Tuesday, October 06, 2009

Citation du 7 octobre 2009

[...] comme la religion va de la statue à la théologie, ainsi la pensée va de poésie à prose.

Alain – Propos de littérature

De la statue à la théologie on va de la foi à l’intellection. La pensée comme la religion serait donc mouvement qui va de l’émotion à l’abstraction.

Le religion est un mouvement qui va d’un pôle à l’autre : une religion qui serait confinée dans la dévotion aux statues des saints, ne connaîtrait que la foi du charbonnier, à la limite de la superstition. Et si elle ne connaissait que les disputes des théologiens, elle admettrait en son sein bien des incrédules.

De même, une pensée qui se limiterait à la poésie serait une pensée sans contours.
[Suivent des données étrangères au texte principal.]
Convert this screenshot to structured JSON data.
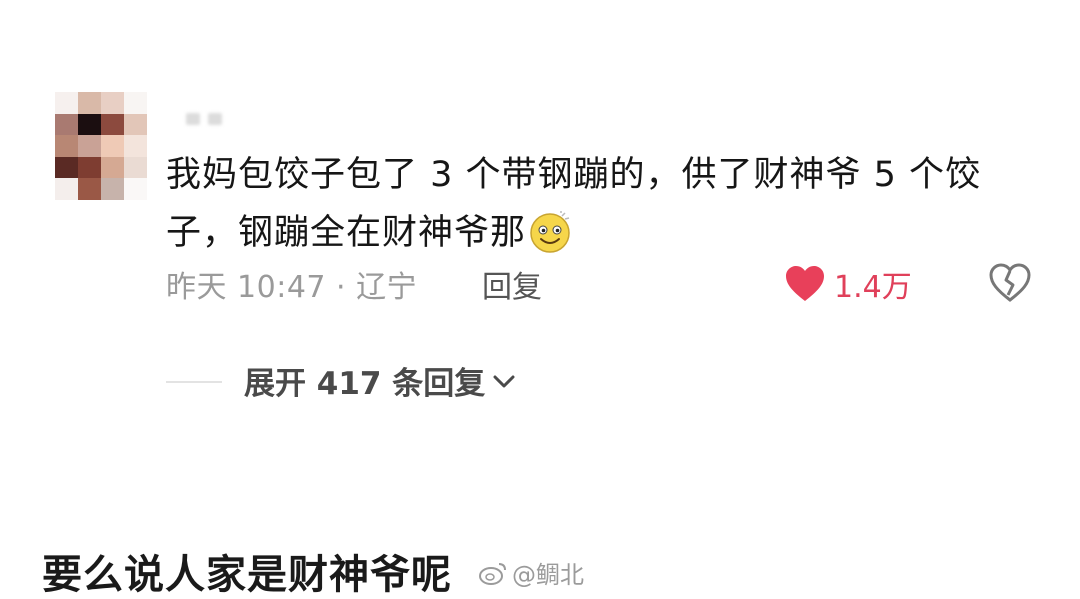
{
  "comment": {
    "text": "我妈包饺子包了 3 个带钢蹦的，供了财神爷 5 个饺子，钢蹦全在财神爷那",
    "emoji": "smiley-emoji",
    "time_location": "昨天 10:47 · 辽宁",
    "reply_label": "回复",
    "like_count": "1.4万"
  },
  "expand": {
    "label": "展开 417 条回复"
  },
  "caption": "要么说人家是财神爷呢",
  "watermark": "@鲷北",
  "colors": {
    "like": "#e0405a",
    "meta": "#9a9a9a",
    "text": "#161616"
  }
}
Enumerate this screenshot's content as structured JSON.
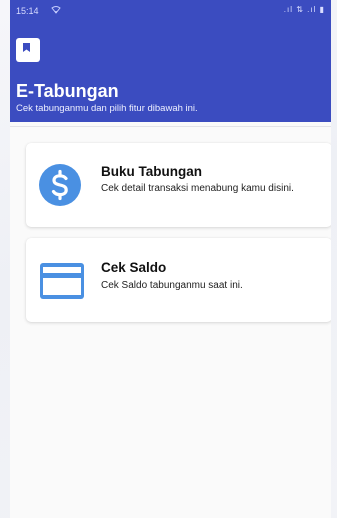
{
  "status_bar": {
    "time": "15:14",
    "wifi_icon": "wifi-icon",
    "right_icons": ".ıl ⇅ .ıl ▮"
  },
  "header": {
    "logo_icon": "bookmark-icon",
    "title": "E-Tabungan",
    "subtitle": "Cek tabunganmu dan pilih fitur dibawah ini."
  },
  "menu": [
    {
      "icon": "dollar-circle-icon",
      "title": "Buku Tabungan",
      "description": "Cek detail transaksi menabung kamu disini."
    },
    {
      "icon": "credit-card-icon",
      "title": "Cek Saldo",
      "description": "Cek Saldo tabunganmu saat ini."
    }
  ],
  "colors": {
    "primary": "#3b4cc0",
    "icon_blue": "#4a90e2",
    "background": "#fafafa"
  }
}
Et limitée à la prose elle resterait sans rapport au réel – du moins celui qui ne nous apparaît que dans nos sensations et les expériences vécues.

Bien sûr, la poésie dont nous parlons est celle qui embrase l’imagination, et non celle qu’on écrit en compulsant un dictionnaire de rimes, celle qu’on mesure en pieds ou qu’on traque à la césure. Il y a bien de la poésie dans la prose et le professeur de philosophie de monsieur Jourdain les oppose sans doute pour ne pas compliquer à l’excès les choses, afin d’être compris par son piètre élève.

Mais alors, ne devrait-on pas s’étonner devant le style des philosophes : bien souvent ils écrivent comme des pieds (ou des savates), la plupart se bornant à assurer la clarté de leurs écrits.

Et je supposerai qu’en philosophie, la poésie fait obstacle à la clarté : j’en veux pour preuve non seulement Lacan, mais aussi Nietzsche – et bien sûr Heidegger. Pourtant nul ne peut nier que leur apport ne soit d’une richesse et d’une spécificité réelles. Traduisez Lacan en langue profane, est-ce que vous ne perdez pas quelque chose au passage ?

Reste peut-être l’essentiel : pour Alain, la pensée est mouvement. La pensée, c’est ce qui prend son envol quand on a refermé le livre, quand les yeux fermés, on refait le chemin qu’on vient de parcourir guidé par l’auteur, et qu’on le prolonge pour son propre compte.

Et alors la pensée va de prose à poésie.